DESCRIPTION OF THE PREFERRED EMBODIMENT

[0012] The invention proposes an AI system for protein superfamily classification, which is an expert system utilizing NN technology and the fuzzy logic system. The expert system can organize the experts' knowledge and simulate the inference behavior of experts, to classify a protein family.

[0013] First, the experts' knowledge consists of linguistic variables and a fuzzy set, and a fuzzy expert system is built by the derived linguistic variables and fuzzy set. The inference process of the fuzzy logic can be represented by a resolution function. Then, various algorithms in NN are used to adapt the parameters of the fuzzy expert system.

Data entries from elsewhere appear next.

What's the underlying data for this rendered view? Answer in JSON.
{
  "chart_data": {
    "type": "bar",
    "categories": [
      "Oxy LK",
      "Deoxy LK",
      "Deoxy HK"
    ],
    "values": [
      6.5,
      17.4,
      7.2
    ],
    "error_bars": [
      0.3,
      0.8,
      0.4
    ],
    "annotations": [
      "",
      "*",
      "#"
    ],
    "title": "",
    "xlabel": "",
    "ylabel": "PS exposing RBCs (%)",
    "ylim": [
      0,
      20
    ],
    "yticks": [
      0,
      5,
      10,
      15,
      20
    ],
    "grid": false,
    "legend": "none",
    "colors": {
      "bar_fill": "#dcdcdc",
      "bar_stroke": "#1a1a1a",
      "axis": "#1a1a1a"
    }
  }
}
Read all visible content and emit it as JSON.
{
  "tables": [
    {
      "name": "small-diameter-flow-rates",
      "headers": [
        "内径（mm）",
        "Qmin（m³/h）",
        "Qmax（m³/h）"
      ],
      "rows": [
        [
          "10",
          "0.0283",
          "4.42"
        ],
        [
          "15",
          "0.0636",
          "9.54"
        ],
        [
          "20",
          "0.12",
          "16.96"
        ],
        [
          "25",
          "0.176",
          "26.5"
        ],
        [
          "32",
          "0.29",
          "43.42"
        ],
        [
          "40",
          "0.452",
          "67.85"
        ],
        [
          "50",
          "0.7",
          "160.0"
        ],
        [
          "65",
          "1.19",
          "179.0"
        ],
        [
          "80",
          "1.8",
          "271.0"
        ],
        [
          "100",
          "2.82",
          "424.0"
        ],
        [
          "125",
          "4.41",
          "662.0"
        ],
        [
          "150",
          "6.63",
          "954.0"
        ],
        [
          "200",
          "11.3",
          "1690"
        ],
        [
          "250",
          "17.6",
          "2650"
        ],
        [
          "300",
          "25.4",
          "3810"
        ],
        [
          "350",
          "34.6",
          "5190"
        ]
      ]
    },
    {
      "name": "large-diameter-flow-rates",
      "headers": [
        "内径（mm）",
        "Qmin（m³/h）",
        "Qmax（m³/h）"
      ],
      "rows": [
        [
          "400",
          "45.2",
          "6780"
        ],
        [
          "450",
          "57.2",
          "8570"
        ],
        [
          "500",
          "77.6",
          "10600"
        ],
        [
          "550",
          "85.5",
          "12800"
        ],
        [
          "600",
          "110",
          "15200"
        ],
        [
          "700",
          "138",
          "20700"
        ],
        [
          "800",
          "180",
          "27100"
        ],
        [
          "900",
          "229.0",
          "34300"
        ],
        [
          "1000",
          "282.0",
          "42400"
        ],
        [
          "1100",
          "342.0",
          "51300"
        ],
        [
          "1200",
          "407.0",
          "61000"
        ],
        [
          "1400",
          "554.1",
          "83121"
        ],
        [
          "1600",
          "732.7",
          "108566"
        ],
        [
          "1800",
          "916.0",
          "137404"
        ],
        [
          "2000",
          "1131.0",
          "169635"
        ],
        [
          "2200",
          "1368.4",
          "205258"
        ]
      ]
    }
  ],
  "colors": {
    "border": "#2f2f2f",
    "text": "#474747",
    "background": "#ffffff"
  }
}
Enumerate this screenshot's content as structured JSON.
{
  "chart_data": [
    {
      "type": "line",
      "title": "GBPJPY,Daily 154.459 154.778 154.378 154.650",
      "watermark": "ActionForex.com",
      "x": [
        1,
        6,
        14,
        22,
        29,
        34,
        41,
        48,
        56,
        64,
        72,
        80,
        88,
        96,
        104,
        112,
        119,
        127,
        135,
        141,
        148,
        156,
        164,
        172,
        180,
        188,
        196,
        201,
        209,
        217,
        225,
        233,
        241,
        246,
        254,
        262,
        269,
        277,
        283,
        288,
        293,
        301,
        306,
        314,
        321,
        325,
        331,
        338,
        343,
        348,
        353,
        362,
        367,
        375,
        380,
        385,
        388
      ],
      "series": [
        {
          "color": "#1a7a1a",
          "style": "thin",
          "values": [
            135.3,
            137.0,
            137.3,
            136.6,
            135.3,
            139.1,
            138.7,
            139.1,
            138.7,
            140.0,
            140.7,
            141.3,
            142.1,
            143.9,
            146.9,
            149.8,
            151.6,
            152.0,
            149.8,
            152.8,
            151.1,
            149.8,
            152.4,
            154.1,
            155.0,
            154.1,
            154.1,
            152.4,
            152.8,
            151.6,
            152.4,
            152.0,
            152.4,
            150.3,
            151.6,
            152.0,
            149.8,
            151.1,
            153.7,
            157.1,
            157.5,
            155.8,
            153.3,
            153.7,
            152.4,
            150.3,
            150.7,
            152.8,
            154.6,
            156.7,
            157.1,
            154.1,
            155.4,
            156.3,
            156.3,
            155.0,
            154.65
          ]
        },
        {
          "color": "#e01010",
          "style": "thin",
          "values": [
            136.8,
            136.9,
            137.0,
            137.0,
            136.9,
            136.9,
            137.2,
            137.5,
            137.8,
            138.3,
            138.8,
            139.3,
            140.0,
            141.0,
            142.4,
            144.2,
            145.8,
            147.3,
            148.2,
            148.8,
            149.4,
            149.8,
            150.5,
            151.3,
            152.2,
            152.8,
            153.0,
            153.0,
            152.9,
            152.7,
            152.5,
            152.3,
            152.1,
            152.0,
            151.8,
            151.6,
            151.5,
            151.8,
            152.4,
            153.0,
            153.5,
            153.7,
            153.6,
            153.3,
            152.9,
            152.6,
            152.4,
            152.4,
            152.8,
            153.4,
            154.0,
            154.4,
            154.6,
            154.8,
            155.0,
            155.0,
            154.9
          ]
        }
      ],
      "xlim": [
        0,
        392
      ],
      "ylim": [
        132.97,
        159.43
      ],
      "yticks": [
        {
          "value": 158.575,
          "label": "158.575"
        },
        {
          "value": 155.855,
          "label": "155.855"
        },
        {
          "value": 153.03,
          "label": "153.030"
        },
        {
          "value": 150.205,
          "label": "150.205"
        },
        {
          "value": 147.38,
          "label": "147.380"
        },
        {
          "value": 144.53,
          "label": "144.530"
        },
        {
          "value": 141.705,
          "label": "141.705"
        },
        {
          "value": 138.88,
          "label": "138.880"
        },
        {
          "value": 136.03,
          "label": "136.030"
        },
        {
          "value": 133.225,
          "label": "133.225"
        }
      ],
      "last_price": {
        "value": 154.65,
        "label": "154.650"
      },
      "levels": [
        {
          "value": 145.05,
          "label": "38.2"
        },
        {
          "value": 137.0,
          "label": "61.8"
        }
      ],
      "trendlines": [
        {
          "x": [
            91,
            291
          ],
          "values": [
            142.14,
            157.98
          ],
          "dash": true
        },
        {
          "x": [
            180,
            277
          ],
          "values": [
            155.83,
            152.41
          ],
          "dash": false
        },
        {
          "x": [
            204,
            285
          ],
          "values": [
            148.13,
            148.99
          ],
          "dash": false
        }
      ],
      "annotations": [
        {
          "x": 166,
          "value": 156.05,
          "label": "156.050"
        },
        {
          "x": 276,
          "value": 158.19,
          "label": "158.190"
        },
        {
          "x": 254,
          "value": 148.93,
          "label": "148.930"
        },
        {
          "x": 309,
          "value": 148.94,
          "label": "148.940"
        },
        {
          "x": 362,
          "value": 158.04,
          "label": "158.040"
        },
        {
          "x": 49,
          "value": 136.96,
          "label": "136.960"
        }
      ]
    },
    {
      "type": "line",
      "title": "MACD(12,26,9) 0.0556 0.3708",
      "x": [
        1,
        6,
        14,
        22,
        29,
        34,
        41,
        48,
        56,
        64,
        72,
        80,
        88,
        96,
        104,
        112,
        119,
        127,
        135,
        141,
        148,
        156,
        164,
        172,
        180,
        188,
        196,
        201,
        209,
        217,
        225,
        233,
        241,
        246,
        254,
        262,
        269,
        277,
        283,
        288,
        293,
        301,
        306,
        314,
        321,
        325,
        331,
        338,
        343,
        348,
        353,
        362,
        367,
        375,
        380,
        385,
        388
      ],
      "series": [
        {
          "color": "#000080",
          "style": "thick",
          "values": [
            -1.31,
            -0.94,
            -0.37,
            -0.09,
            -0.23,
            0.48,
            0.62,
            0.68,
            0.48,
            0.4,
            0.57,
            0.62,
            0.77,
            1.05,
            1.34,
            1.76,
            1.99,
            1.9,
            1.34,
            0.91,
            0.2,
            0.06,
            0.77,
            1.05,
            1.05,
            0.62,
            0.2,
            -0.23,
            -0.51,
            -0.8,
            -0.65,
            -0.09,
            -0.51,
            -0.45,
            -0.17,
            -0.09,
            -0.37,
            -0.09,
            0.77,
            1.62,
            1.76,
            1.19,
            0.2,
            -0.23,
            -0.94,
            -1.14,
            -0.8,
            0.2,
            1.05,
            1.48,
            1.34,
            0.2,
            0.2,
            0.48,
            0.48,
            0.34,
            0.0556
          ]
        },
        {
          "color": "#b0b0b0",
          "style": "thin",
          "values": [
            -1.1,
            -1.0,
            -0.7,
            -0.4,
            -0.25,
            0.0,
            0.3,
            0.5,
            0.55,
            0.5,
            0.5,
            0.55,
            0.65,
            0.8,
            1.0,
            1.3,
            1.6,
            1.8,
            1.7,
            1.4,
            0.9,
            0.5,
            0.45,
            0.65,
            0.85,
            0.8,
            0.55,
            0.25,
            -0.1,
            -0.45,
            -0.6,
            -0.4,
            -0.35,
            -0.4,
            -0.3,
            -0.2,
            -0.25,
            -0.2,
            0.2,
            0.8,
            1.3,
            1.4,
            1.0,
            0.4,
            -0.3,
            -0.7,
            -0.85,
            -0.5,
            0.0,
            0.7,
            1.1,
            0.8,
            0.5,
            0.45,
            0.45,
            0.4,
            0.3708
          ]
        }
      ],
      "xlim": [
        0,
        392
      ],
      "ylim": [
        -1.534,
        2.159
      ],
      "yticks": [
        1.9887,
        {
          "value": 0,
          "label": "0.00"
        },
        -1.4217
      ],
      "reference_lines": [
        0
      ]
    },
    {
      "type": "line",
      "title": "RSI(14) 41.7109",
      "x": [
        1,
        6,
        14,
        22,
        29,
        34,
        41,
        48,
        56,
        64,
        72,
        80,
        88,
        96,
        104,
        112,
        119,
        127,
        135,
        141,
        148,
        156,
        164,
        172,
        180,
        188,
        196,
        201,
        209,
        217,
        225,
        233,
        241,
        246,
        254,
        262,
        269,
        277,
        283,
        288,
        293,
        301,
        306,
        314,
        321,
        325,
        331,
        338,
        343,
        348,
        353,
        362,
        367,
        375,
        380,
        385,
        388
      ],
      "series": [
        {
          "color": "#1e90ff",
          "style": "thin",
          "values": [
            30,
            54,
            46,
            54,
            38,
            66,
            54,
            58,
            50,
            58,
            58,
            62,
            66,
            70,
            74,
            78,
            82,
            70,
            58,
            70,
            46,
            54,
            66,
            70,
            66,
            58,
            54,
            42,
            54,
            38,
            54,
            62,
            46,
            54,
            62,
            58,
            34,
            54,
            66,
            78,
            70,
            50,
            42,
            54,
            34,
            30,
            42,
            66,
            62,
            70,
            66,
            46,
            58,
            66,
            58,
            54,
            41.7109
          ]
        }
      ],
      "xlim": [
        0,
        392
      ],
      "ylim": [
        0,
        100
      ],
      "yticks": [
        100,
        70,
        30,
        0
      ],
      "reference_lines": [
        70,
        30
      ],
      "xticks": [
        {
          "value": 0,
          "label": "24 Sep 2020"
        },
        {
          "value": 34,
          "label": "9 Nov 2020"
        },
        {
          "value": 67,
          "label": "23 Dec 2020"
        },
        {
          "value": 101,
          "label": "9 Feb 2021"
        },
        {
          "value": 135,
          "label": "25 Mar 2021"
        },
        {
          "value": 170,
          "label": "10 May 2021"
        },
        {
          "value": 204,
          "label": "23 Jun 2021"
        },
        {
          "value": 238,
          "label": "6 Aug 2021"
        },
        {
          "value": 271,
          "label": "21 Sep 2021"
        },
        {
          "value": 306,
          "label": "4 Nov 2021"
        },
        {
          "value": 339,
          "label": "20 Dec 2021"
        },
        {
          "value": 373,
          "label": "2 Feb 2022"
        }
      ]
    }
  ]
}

The fuzzy expert system automatically updates its knowledge base, hence the fuzzy inference engine works correctly as time goes by.

[0014] The proposed system is used to improve the efficiency of the protein family (e.g., protein super family) classification. FIG. 1 shows the architecture of the proposed system. The AI system 40 integrates a fuzzy logic system 10 into an NN system 20 to classify the protein super family sequence 60.

[0015] There are various combinations of a fuzzy logic system 10 and an NN system 20. FIG. 3A shows the first example of the combinations. The input data X1˜Xn are processed by a fuzzy set Ai. Then the results are classified by membership functions μA1˜μAn and the aggregation operator {circle over (x)} to obtain the classification result Y. FIG. 3B shows the second example of the combinations. It directly codes the fuzzy logic system into the NN system. The input data X1˜Xn are processed by a fuzzy set Ai to obtain Y=X1{circle over (x)}X2{circle over (x)} . . . . FIG. 3C shows the third example of the combinations. Multiple input Xis are processed by a fuzzy transfer relation R (e.g., t-norm) to obtain the result Y.

[0016] In addition, CAM 50 concept is used in the hardware architecture to make the search process faster. It also reduces the size of the hardware architecture so that the hardware can be designed as a commercialized interface card.

[0017] FIGS. 2A and 2B show the search processes of a traditional approach and CAM, respectively. In a traditional computer-based search method, the address to be searched is inputted (Step 201), and personal computers or other computation devices then search the address-content table 202 to obtain the corresponding content (Step 203) and compare the content (Step 204). The efficiency of the traditional approach is low, since it searches the address-content table sequentially.

[0018] In CAM, after the content is inputted, the result can be obtained by applying logical operations (Step 213) to the address-content table 212, hence the search-efficiency is improved.

[0019] The proposed AI system integrates the fuzzy inference theory into an NN system, and improves robustness, convergence and correctness by utilizing the memory and learning characteristics of NN systems, the determination expertise of the fuzzy inference theory, and a content addressable memory to make the system can be commercialized easily.

[0020] While the preferred embodiment of the invention has been set forth for the purpose of disclosure, modifications of the disclosed embodiment of the invention as well as other embodiments thereof may occur to those skilled in the art. Accordingly, the appended claims are intended to cover all embodiments, not departing from the spirit and scope of the invention.

[0021] While the preferred embodiment of the invention has been set forth for the purpose of disclosure, modifications of the disclosed embodiment of the invention as well as other embodiments thereof may occur to those skilled in the art. Accordingly, the appended claims are intended to cover all embodiments which do not depart from the spirit and scope of the invention.